## The diagonal fallacy and James’ Submodule Theorem

The diagonal fallacy is my name for the mistaken belief that the direct sum decomposition of $\mathbb{R}^2$ as the direct sum $\langle (1,0) \rangle \oplus \langle (0,1) \rangle$ is in some way unique. It is frequently committed by undergraduates, many of whom have the even more mistaken belief that $\oplus$ somehow means $\cup$. (Probably they are being mislead by their deep insight that $\oplus$ and $\cup$ are both categorical coproducts.)

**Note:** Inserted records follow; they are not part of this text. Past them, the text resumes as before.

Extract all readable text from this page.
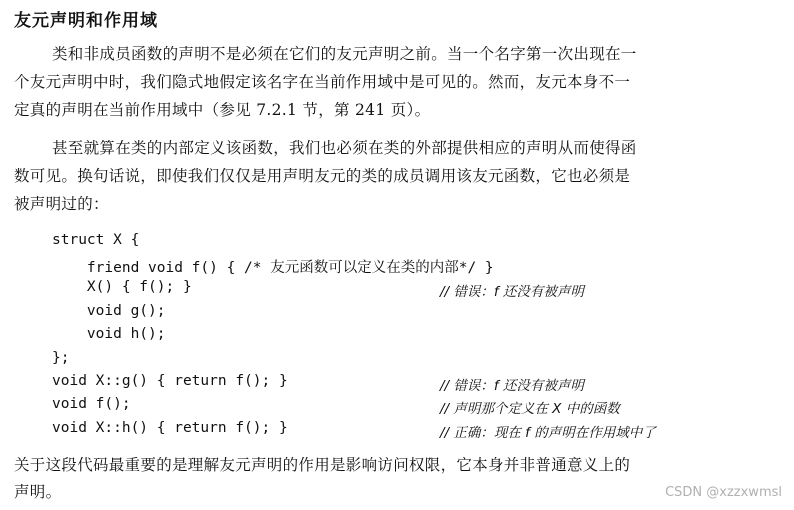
友元声明和作用域
类和非成员函数的声明不是必须在它们的友元声明之前。当一个名字第一次出现在一
个友元声明中时，我们隐式地假定该名字在当前作用域中是可见的。然而，友元本身不一
定真的声明在当前作用域中（参见 7.2.1 节，第 241 页）。
甚至就算在类的内部定义该函数，我们也必须在类的外部提供相应的声明从而使得函
数可见。换句话说，即使我们仅仅是用声明友元的类的成员调用该友元函数，它也必须是
被声明过的：
struct X {
friend void f() { /* 友元函数可以定义在类的内部*/ }
X() { f(); }
void g();
void h();
};
void X::g() { return f(); }
void f();
void X::h() { return f(); }
// 错误：f 还没有被声明
// 错误：f 还没有被声明
// 声明那个定义在 X 中的函数
// 正确：现在 f 的声明在作用域中了
关于这段代码最重要的是理解友元声明的作用是影响访问权限，它本身并非普通意义上的
声明。	CSDN @xzzxwmsl
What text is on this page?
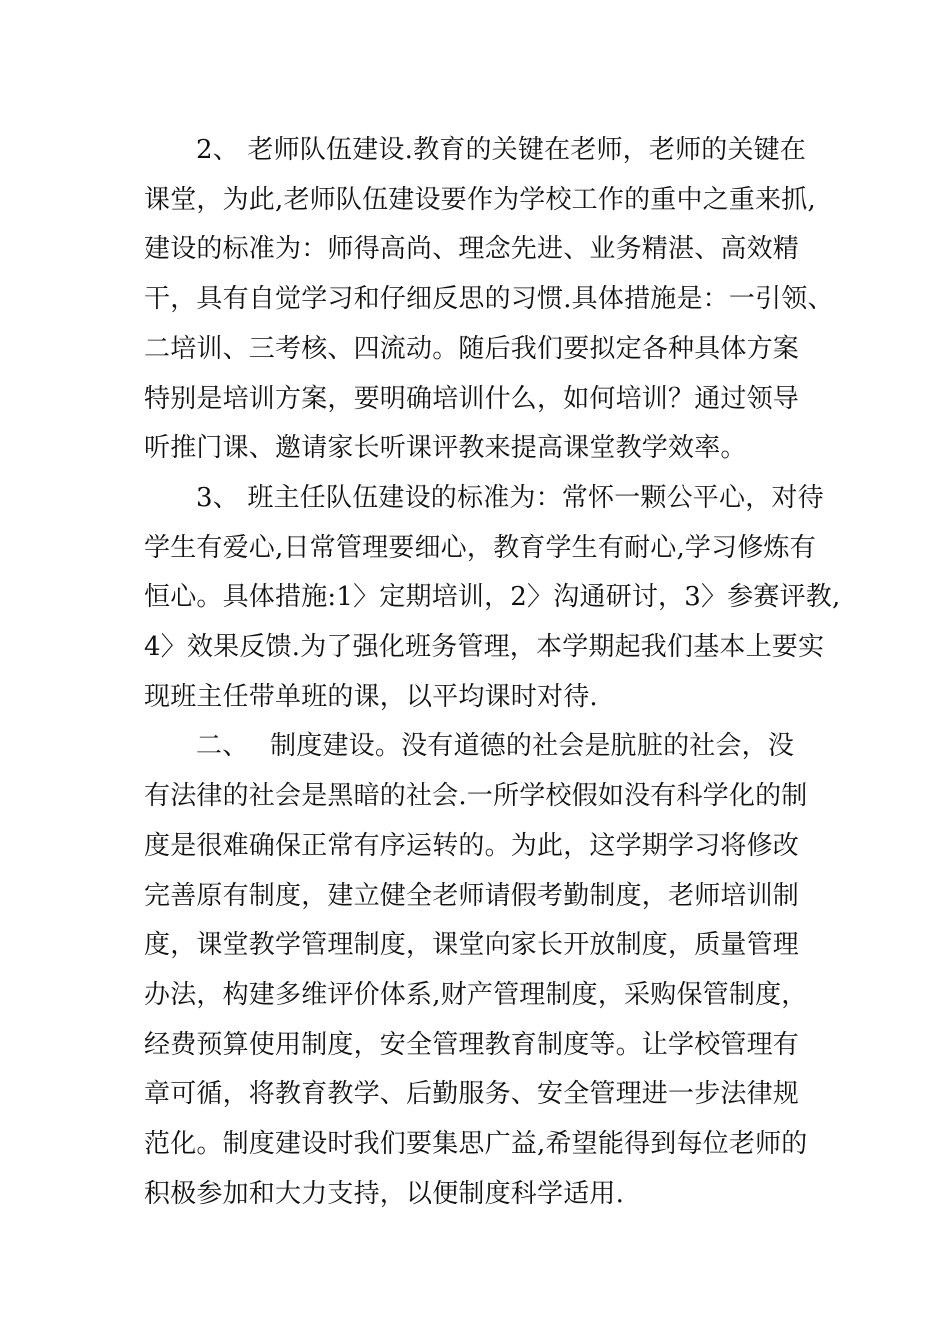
2、 老师队伍建设.教育的关键在老师，老师的关键在
课堂，为此,老师队伍建设要作为学校工作的重中之重来抓,
建设的标准为：师得高尚、理念先进、业务精湛、高效精
干，具有自觉学习和仔细反思的习惯.具体措施是：一引领、
二培训、三考核、四流动。随后我们要拟定各种具体方案
特别是培训方案，要明确培训什么，如何培训？通过领导
听推门课、邀请家长听课评教来提高课堂教学效率。
3、 班主任队伍建设的标准为：常怀一颗公平心，对待
学生有爱心,日常管理要细心，教育学生有耐心,学习修炼有
恒心。具体措施:1〉定期培训，2〉沟通研讨，3〉参赛评教,
4〉效果反馈.为了强化班务管理，本学期起我们基本上要实
现班主任带单班的课，以平均课时对待.
二、　 制度建设。没有道德的社会是肮脏的社会，没
有法律的社会是黑暗的社会.一所学校假如没有科学化的制
度是很难确保正常有序运转的。为此，这学期学习将修改
完善原有制度，建立健全老师请假考勤制度，老师培训制
度，课堂教学管理制度，课堂向家长开放制度，质量管理
办法，构建多维评价体系,财产管理制度，采购保管制度，
经费预算使用制度，安全管理教育制度等。让学校管理有
章可循，将教育教学、后勤服务、安全管理进一步法律规
范化。制度建设时我们要集思广益,希望能得到每位老师的
积极参加和大力支持，以便制度科学适用.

James’ Submodule Theorem is a fundamental theorem in the representation theory of the symmetric group. To give an illustrative example, fix a prime $p$, and let $M$ be the permutation module for $\mathbb{F}_pS_n$ acting on the set $\Omega$ of all ordered pairs $(i,j)$ with $1 \le i ,j \le n$ and $i\not= j$. Thus the elements of $M$ are formal linear combination of the elements of $\Omega$ with coefficients in the finite field $\mathbb{F}_p$. Let $\langle \ , \ \rangle$ be the bilinear form on $M$ defined on basis elements so that

$\langle (i,j), (i',j') \rangle = \begin{cases} 1 & (i,j) = (i',j') \\ 0 & (i,j)\not= (i',j'). \end{cases}$

Write $U^\perp$ for the orthogonal complement of a subspace $U$ of $M$ with respect to this form. Let

$b = \sum_{\sigma \in S_3} \sigma\; \mathrm{sgn}(\sigma)$.

The Specht module $S^{(n-2,1,1)}$ can be defined as the $\mathbb{F}_pS_n$-submodule of $M$ generated by the element

$e = (2,3)b = (2,3) - (3,2) + (3,1) - (1,3) + (1,2) - (2,1).$

Writing $U$ for $S^{(n-2,1,1)}$, a special case of James’ Submodule Theorem states that if $V$ is a $\mathbb{F}_pS_n$-submodule of $M$ then either $Vb = 0$, in which case $V \subseteq U^\perp$, or $Vb = \langle e \rangle$, in which case it follows from the definition of $U$ that $V \supseteq U$.

A corollary is that in any direct sum decomposition of $M$ there is a unique indecomposable summand containing $U$, namely the unique summand $Y$ such that $Yb \not= 0$. This summand $Y$ is unique up to isomorphism, by the Krull–Schmidt theorem.

If $p$ is odd then $Y$ is in fact unique as a submodule of $M$, since then $Y$ is a summand of the submodule $\langle (i,j)-(j,i) : 1 \le i < j \le n\rangle$ of $M$, and this module is indecomposable if $p$ divides $n$ and otherwise semisimple with two non-isomorphic summands (so no `diagonal' submodules), namely the Specht modules $S^{(n-1,1)}$ and $S^{(n-2,1,1)}$. When $p=2$ the situation is more complicated, and I think it would be interesting to know whether $Y$ is unique as a submodule of $M$.

The following example shows one way uniqueness can fail.

Example. Let $F$ be a field and let $A = F[x]/(x^2)$. Then $A$ has a two-dimensional module $\langle v, s \rangle$ on which $x$ acts by $vx = s$, $sx = 0$, and a one-dimensional module $\langle w \rangle$ on which $x$ acts by $wx = 0$. There are distinct direct sum decompositions of $M = \langle v, s, w \rangle$, both with a unique summand containing $\langle s \rangle$, namely

$M = \langle v, s \rangle \oplus \langle w \rangle = \langle v + w, s \rangle \oplus \langle w \rangle.$

Note that $Mx = \langle s \rangle$, but evidently there is no ‘unique submodule theorem’ applicable to the image of the map $x : M \rightarrow M$.